Module 8 Flashcards
What is reinforcement learning
- based on rewarding desired behaviors / punishing undesired ones
What is reinforcement agent capable of
- is able to perceive and interpret its env to take actions and learn through trial and error
Where can reinforcement learning operate?
as long as a clear reward can be applied
What is optimal policy
- yields highest expected utility
What does a Markov decision process contain
- Possible world states S
- Set of Models
- Set of possible actions A
- reward function R(s,a)
- A policy the solution of MDP
What is a state in MDP
- set of tokens that represent every state the agent can be in
What is a model / transition model in MDP
- Gives an action’s effect in a state
How is the transition model defined
- defined by T(S, a, S’)
- in state S, take action A, ends in State S’
How does the modal differ in stochastic actions?

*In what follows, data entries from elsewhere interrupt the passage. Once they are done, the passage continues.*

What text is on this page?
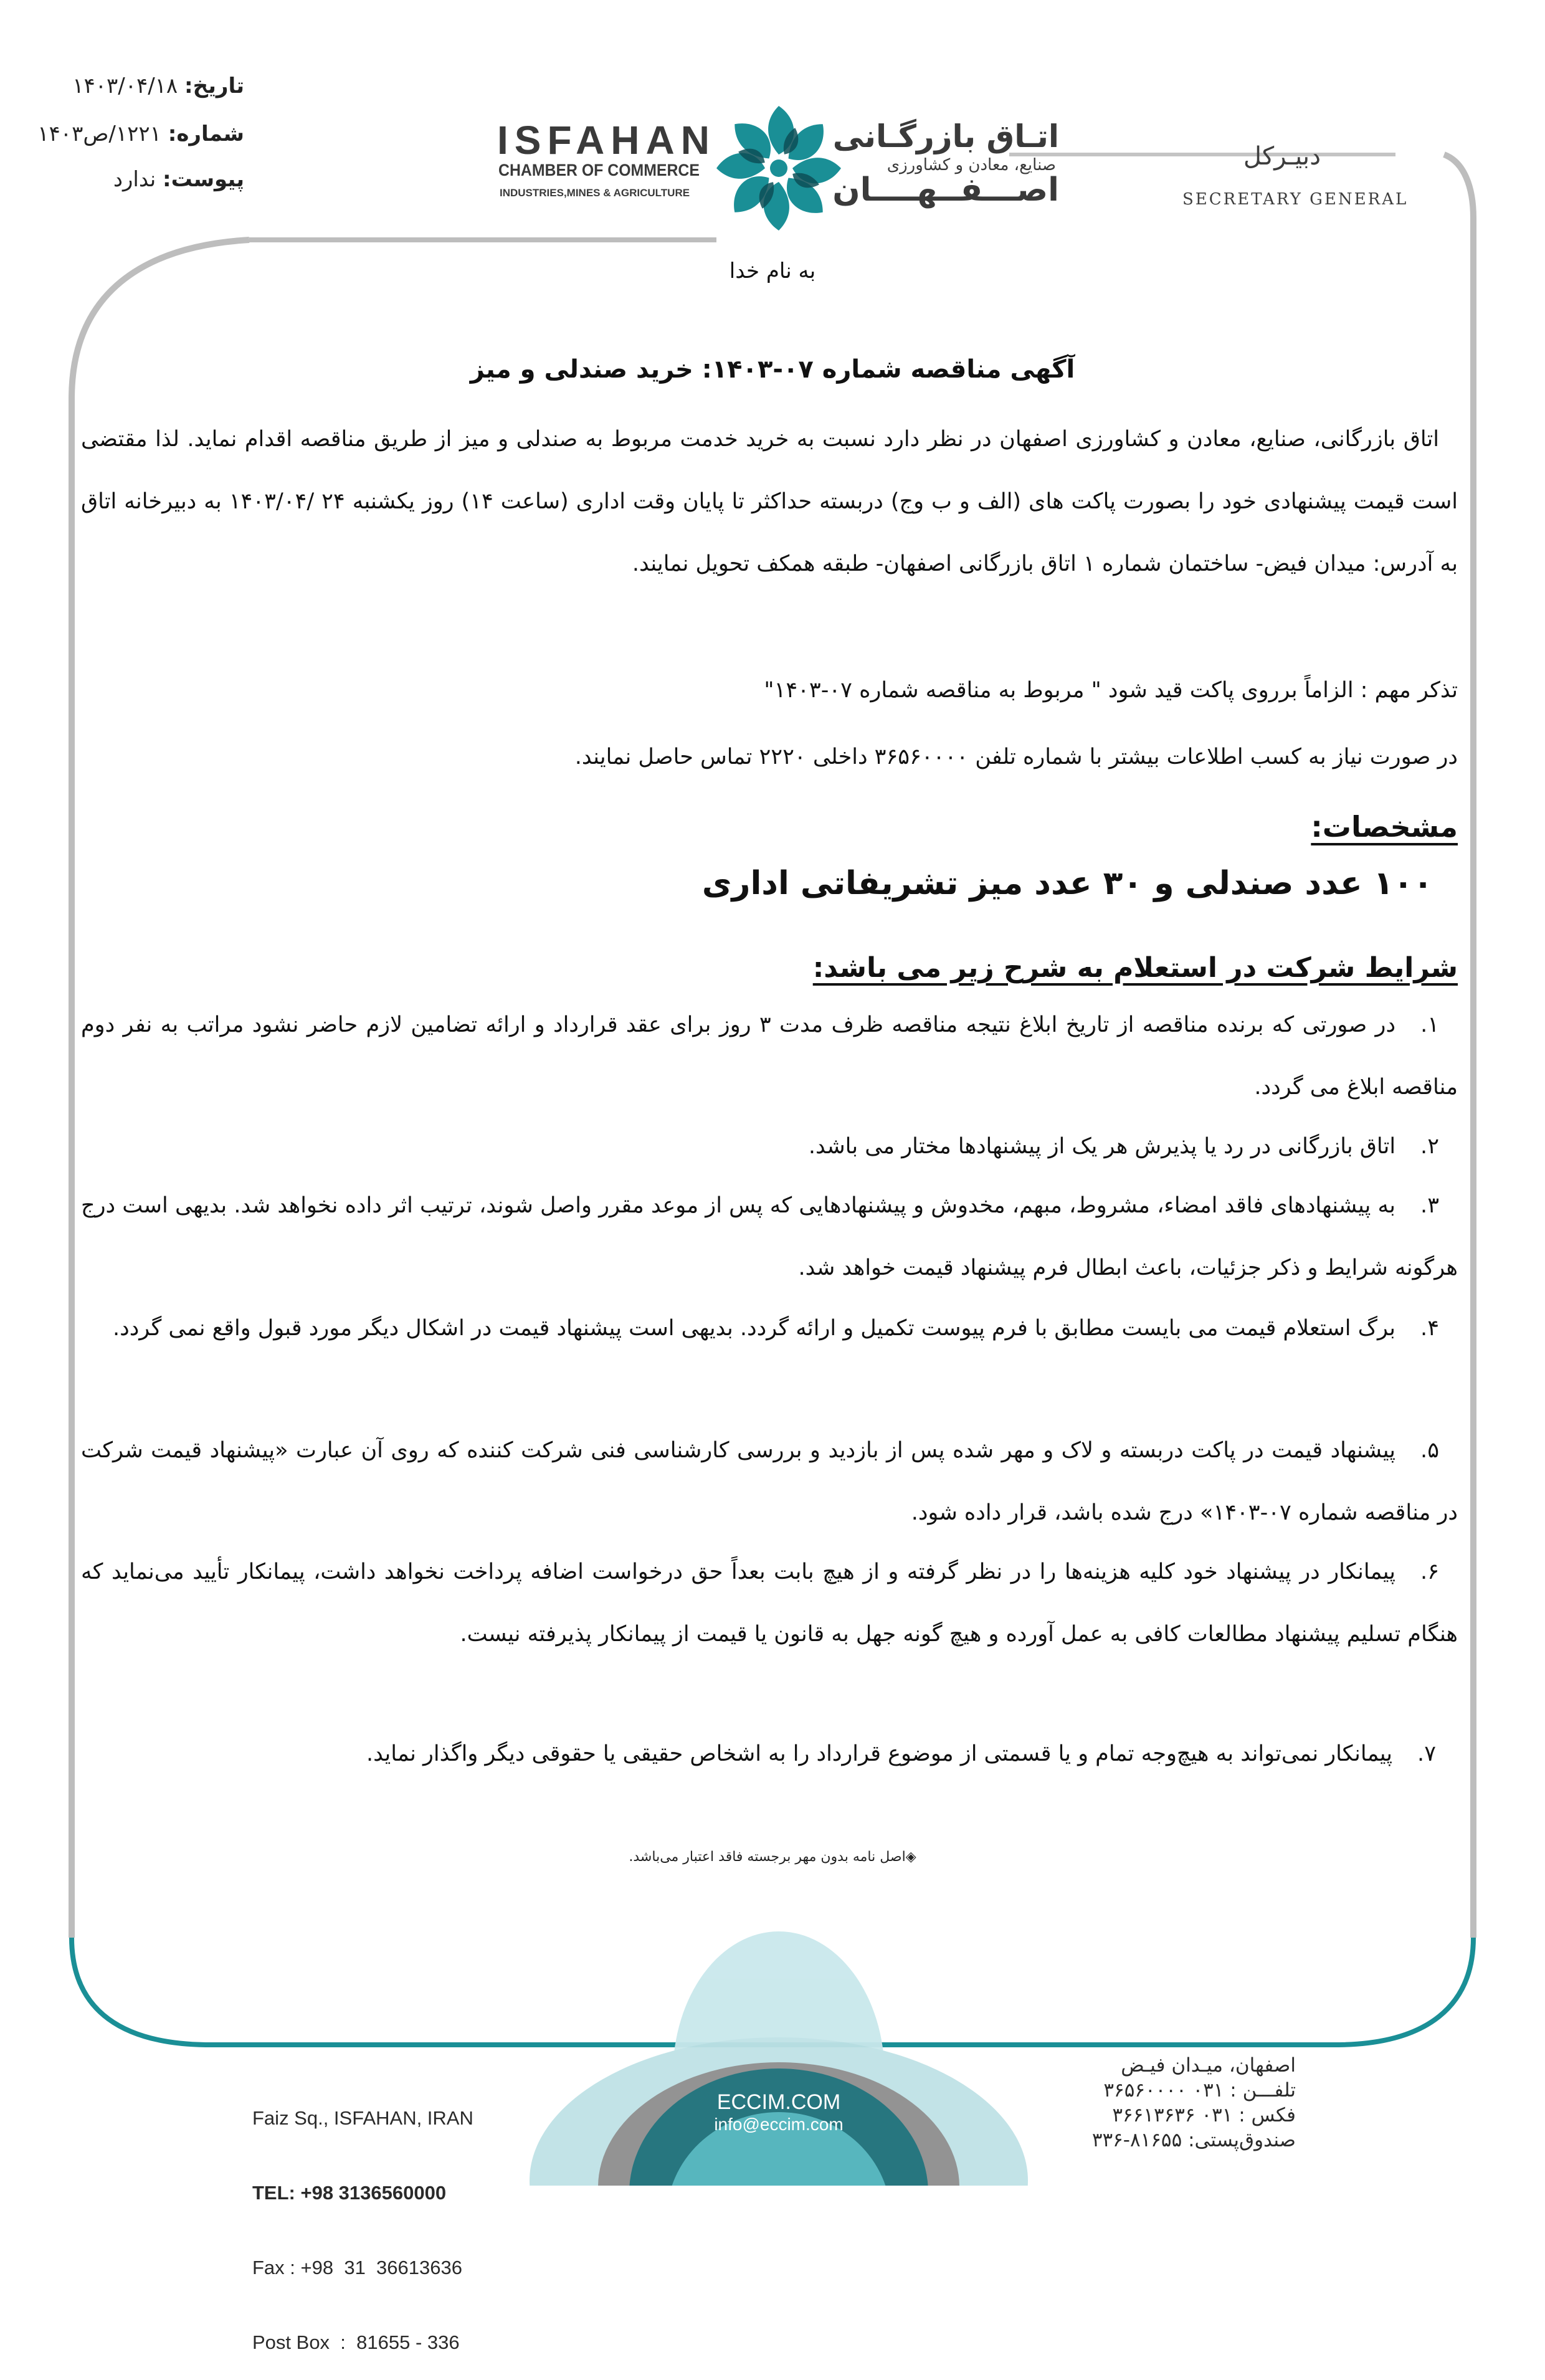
تاریخ: ۱۴۰۳/۰۴/۱۸
شماره: ۱۲۲۱/ص۱۴۰۳
پیوست: ندارد
ISFAHAN
CHAMBER OF COMMERCE
INDUSTRIES,MINES & AGRICULTURE
اتـاق بازرگـانی
صنایع، معادن و کشاورزی
اصـــفــهــــان
دبیـرکل
SECRETARY GENERAL
به نام خدا
آگهی مناقصه شماره ۰۷-۱۴۰۳: خرید صندلی و میز
اتاق بازرگانی، صنایع، معادن و کشاورزی اصفهان در نظر دارد نسبت به خرید خدمت مربوط به صندلی و میز از طریق مناقصه اقدام نماید. لذا مقتضی است قیمت پیشنهادی خود را بصورت پاکت های (الف و ب وج) دربسته حداکثر تا پایان وقت اداری (ساعت ۱۴) روز یکشنبه ۲۴ /۱۴۰۳/۰۴ به دبیرخانه اتاق به آدرس: میدان فیض- ساختمان شماره ۱ اتاق بازرگانی اصفهان- طبقه همکف تحویل نمایند.
تذکر مهم : الزاماً برروی پاکت قید شود " مربوط به مناقصه شماره ۰۷-۱۴۰۳"
در صورت نیاز به کسب اطلاعات بیشتر با شماره تلفن ۳۶۵۶۰۰۰۰ داخلی ۲۲۲۰ تماس حاصل نمایند.
مشخصات:
۱۰۰ عدد صندلی و ۳۰ عدد میز تشریفاتی اداری
شرایط شرکت در استعلام به شرح زیر می باشد:
۱.در صورتی که برنده مناقصه از تاریخ ابلاغ نتیجه مناقصه ظرف مدت ۳ روز برای عقد قرارداد و ارائه تضامین لازم حاضر نشود مراتب به نفر دوم مناقصه ابلاغ می گردد.
۲.اتاق بازرگانی در رد یا پذیرش هر یک از پیشنهادها مختار می باشد.
۳.به پیشنهادهای فاقد امضاء، مشروط، مبهم، مخدوش و پیشنهادهایی که پس از موعد مقرر واصل شوند، ترتیب اثر داده نخواهد شد. بدیهی است درج هرگونه شرایط و ذکر جزئیات، باعث ابطال فرم پیشنهاد قیمت خواهد شد.
۴.برگ استعلام قیمت می بایست مطابق با فرم پیوست تکمیل و ارائه گردد. بدیهی است پیشنهاد قیمت در اشکال دیگر مورد قبول واقع نمی گردد.
۵.پیشنهاد قیمت در پاکت دربسته و لاک و مهر شده پس از بازدید و بررسی کارشناسی فنی شرکت کننده که روی آن عبارت «پیشنهاد قیمت شرکت در مناقصه شماره ۰۷-۱۴۰۳» درج شده باشد، قرار داده شود.
۶.پیمانکار در پیشنهاد خود کلیه هزینه‌ها را در نظر گرفته و از هیچ بابت بعداً حق درخواست اضافه پرداخت نخواهد داشت، پیمانکار تأیید می‌نماید که هنگام تسلیم پیشنهاد مطالعات کافی به عمل آورده و هیچ گونه جهل به قانون یا قیمت از پیمانکار پذیرفته نیست.
۷.پیمانکار نمی‌تواند به هیچ‌وجه تمام و یا قسمتی از موضوع قرارداد را به اشخاص حقیقی یا حقوقی دیگر واگذار نماید.
◈اصل نامه بدون مهر برجسته فاقد اعتبار می‌باشد.

Faiz Sq., ISFAHAN, IRAN

TEL: +98 3136560000

Fax : +98  31  36613636

Post Box  :  81655 - 336

ECCIM.COM
info@eccim.com
اصفهان، میـدان فیـض
تلفـــن : ۰۳۱ ۳۶۵۶۰۰۰۰
فکس : ۰۳۱ ۳۶۶۱۳۶۳۶
صندوق‌پستی: ۸۱۶۵۵-۳۳۶
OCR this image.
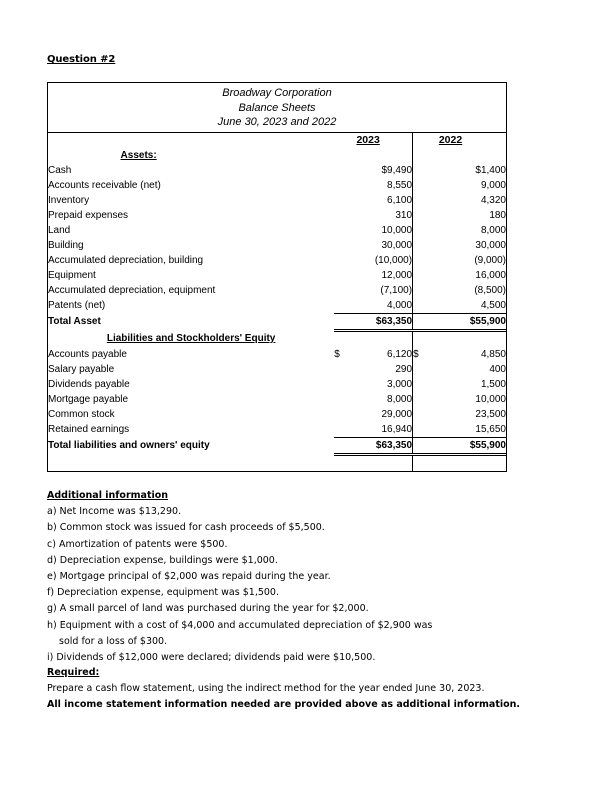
Question #2
Broadway Corporation
Balance Sheets
June 30, 2023 and 2022
	2023		2022	
Assets:				
Cash		$9,490		$1,400
Accounts receivable (net)		8,550		9,000
Inventory		6,100		4,320
Prepaid expenses		310		180
Land		10,000		8,000
Building		30,000		30,000
Accumulated depreciation, building		(10,000)		(9,000)
Equipment		12,000		16,000
Accumulated depreciation, equipment		(7,100)		(8,500)
Patents (net)		4,000		4,500
Total Asset		$63,350		$55,900
Liabilities and Stockholders' Equity				
Accounts payable	$	6,120	$	4,850
Salary payable		290		400
Dividends payable		3,000		1,500
Mortgage payable		8,000		10,000
Common stock		29,000		23,500
Retained earnings		16,940		15,650
Total liabilities and owners' equity		$63,350		$55,900

Additional information
a) Net Income was $13,290.
b) Common stock was issued for cash proceeds of $5,500.
c) Amortization of patents were $500.
d) Depreciation expense, buildings were $1,000.
e) Mortgage principal of $2,000 was repaid during the year.
f) Depreciation expense, equipment was $1,500.
g) A small parcel of land was purchased during the year for $2,000.
h) Equipment with a cost of $4,000 and accumulated depreciation of $2,900 was
sold for a loss of $300.
i) Dividends of $12,000 were declared; dividends paid were $10,500.
Required:
Prepare a cash flow statement, using the indirect method for the year ended June 30, 2023.
All income statement information needed are provided above as additional information.
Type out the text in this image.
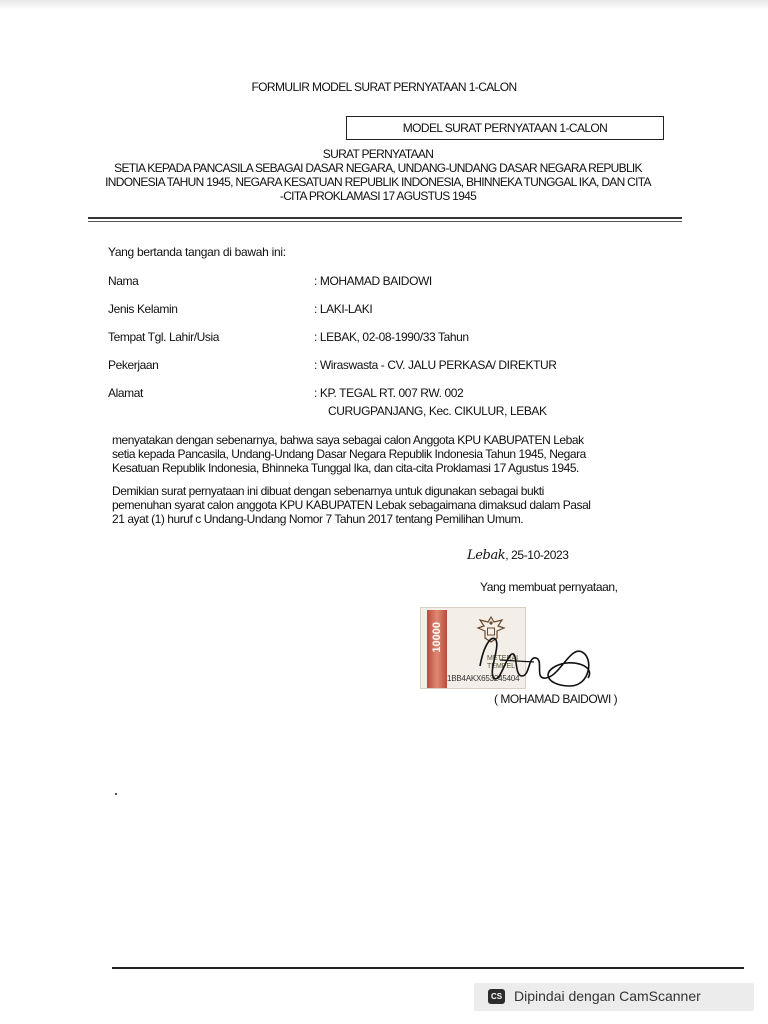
FORMULIR MODEL SURAT PERNYATAAN 1-CALON
MODEL SURAT PERNYATAAN 1-CALON
SURAT PERNYATAAN
SETIA KEPADA PANCASILA SEBAGAI DASAR NEGARA, UNDANG-UNDANG DASAR NEGARA REPUBLIK
INDONESIA TAHUN 1945, NEGARA KESATUAN REPUBLIK INDONESIA, BHINNEKA TUNGGAL IKA, DAN CITA
-CITA PROKLAMASI 17 AGUSTUS 1945
Yang bertanda tangan di bawah ini:
Nama	: MOHAMAD BAIDOWI
Jenis Kelamin	: LAKI-LAKI
Tempat Tgl. Lahir/Usia	: LEBAK, 02-08-1990/33 Tahun
Pekerjaan	: Wiraswasta - CV. JALU PERKASA/ DIREKTUR
Alamat	: KP. TEGAL RT. 007 RW. 002
CURUGPANJANG, Kec. CIKULUR, LEBAK
menyatakan dengan sebenarnya, bahwa saya sebagai calon Anggota KPU KABUPATEN Lebak
setia kepada Pancasila, Undang-Undang Dasar Negara Republik Indonesia Tahun 1945, Negara
Kesatuan Republik Indonesia, Bhinneka Tunggal Ika, dan cita-cita Proklamasi 17 Agustus 1945.
Demikian surat pernyataan ini dibuat dengan sebenarnya untuk digunakan sebagai bukti
pemenuhan syarat calon anggota KPU KABUPATEN Lebak sebagaimana dimaksud dalam Pasal
21 ayat (1) huruf c Undang-Undang Nomor 7 Tahun 2017 tentang Pemilihan Umum.
Lebak, 25-10-2023
Yang membuat pernyataan,
10000
METERAI
TEMPEL
1BB4AKX653245404
( MOHAMAD BAIDOWI )
CS Dipindai dengan CamScanner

Add in probability P(S’| S,a) - probability of S’ given S and a
What is they key feature of Markov Property
effects of an action taken in a state depend only on that state and not prior history
What is an action in MDP
- set of all possible action
- A(s) defines the set of actions that can eb taken given state s
What is a reward in MDP
- real values reward function
- R(s) indicates reward for being in state s
- R(s,a) indicates reward being in state s after taking action a
- R(S, a, S’) indicates reward for being in state S’ from S after action A
What is policy in MDP
- solution to the MDP
- maps from S to a
- indicates action a to be taken while in state S
What do MDP solutions usually involve?
dynamic programming
- recursively breaking a problem into pieces while remembering optimal solutions to each piece
How is the quality measured of a policy
- measured through expected utility
- denoted by pi*
What is the goal of MDP and what role does RL play
Goal - maximize cumulative reward in LT
RL - transitions and rewards usually not available
- how to change policy given experience
- how to explore environment
Describe Episodic vs continuing tasks in MDP (optimality/horizon)?
Episodic
- finite horzion = game ends after N steps
- optimal policy depends on N - harder to analyze
- Policy depends on time = nonstationary
Continuing tasks
- infinite horizon = no time limit
- optimal action depends on current state and is stationary